The order goes on to direct federal agencies to “deprioritize enforcement of all statutes and regulations to the extent that they include disparate-impact liability” and, within 90 days, “evaluate existing consent judgments and permanent injunctions that rely on theories of disparate-impact liability and take appropriate action with respect to such matters consistent with the policy of this order.” It specifically directs the Attorney General and the Chair of the Equal Employment Opportunity Commission (“EEOC”) to assess pending investigations, civil suits, and positions that rely on a theory of disparate impact liability—including those under Title VII of the Civil Rights Act of 1964 (“Title VII”)—and “take appropriate action” “consistent with the policy of this order.” The order also directs the Attorney General, in coordination with other agencies, to evaluate whether any State laws, regulations, or policies that impose disparate impact liability based on a federally protected characteristic are preempted by any Federal authorities and “take appropriate measures” to the extent those laws, regulations, or policies “have constitutional infirmities.”

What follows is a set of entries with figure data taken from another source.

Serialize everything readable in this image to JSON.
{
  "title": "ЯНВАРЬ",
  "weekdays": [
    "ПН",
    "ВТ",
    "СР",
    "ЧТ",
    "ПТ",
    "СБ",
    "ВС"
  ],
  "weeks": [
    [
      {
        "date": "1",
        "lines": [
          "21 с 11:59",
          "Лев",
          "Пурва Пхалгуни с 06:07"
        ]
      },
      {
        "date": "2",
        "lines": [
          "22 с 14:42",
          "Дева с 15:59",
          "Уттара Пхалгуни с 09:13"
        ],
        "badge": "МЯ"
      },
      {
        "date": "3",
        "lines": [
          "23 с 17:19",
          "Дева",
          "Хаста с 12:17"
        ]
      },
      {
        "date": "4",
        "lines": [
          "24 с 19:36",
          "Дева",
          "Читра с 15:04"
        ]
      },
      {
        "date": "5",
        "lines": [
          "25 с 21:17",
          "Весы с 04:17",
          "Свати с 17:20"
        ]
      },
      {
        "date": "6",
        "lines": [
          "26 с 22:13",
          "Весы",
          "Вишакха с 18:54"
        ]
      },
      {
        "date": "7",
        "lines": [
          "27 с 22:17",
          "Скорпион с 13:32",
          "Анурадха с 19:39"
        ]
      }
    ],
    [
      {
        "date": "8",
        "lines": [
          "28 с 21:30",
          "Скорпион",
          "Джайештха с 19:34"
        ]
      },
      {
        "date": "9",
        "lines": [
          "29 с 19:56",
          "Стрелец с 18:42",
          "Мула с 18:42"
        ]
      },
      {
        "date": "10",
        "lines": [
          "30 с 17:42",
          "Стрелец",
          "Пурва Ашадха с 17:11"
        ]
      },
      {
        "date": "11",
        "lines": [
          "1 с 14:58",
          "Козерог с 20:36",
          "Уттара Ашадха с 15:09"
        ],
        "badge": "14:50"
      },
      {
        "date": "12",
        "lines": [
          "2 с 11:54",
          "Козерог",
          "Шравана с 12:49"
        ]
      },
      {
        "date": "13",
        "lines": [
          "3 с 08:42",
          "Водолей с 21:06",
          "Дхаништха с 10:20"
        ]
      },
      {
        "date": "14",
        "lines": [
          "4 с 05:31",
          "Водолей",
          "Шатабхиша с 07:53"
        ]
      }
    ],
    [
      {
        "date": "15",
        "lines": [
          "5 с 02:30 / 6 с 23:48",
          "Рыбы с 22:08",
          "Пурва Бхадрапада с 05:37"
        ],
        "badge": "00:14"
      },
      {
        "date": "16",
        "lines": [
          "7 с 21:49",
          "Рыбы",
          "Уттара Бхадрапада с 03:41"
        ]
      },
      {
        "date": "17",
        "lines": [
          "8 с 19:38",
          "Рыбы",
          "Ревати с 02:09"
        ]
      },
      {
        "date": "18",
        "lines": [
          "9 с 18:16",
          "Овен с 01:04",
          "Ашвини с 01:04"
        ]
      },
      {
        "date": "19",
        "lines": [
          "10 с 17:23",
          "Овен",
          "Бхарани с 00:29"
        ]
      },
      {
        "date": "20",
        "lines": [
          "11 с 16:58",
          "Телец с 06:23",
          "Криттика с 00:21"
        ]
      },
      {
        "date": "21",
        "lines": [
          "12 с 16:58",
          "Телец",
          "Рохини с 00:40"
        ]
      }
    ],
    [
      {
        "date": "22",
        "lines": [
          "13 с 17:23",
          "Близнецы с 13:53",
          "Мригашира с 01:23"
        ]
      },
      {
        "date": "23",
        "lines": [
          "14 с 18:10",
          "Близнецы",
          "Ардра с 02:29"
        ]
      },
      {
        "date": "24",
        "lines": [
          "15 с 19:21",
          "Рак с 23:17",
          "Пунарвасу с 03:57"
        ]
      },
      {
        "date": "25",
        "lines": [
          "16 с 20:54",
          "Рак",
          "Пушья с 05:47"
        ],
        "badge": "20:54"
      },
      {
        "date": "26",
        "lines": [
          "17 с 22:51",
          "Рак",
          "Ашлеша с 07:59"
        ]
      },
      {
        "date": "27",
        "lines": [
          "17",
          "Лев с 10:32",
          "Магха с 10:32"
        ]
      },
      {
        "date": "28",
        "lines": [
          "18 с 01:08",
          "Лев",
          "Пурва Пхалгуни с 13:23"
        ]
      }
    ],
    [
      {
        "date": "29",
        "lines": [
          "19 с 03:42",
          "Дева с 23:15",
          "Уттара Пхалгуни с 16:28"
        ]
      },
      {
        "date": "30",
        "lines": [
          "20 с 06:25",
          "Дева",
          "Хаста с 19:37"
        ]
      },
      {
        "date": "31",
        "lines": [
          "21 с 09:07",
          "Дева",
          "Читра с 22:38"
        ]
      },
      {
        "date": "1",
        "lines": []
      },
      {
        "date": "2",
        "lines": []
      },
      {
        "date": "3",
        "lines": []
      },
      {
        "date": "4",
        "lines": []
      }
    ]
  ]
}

Notably, unlike Executive Order 14168, this executive order does not direct that steps be taken to amend Title VII (or other federal anti-discrimination statutes) to expressly eliminate disparate impact liability. The Supreme Court recognized disparate impact liability under Title VII in 1971 in Griggs v. Duke Power Company, and federal courts have consistently followed suit over the last fifty years. Unless Title VII is revised, or there is a significant shift in Supreme Court and federal court precedent interpreting the existing statute, private employers are still susceptible to liability under both disparate impact and disparate treatment theories. And, of course, employers should expect plaintiffs to continue to rely upon statistical evidence under both theories of discrimination. Thus, while employers can expect the EEOC will not pursue investigations or charges on disparate impact theory while the executive order is in effect, employers will – absent revisions to Title VII or a Supreme Court decision overturning Griggs – continue to face liability under the disparate impact theory.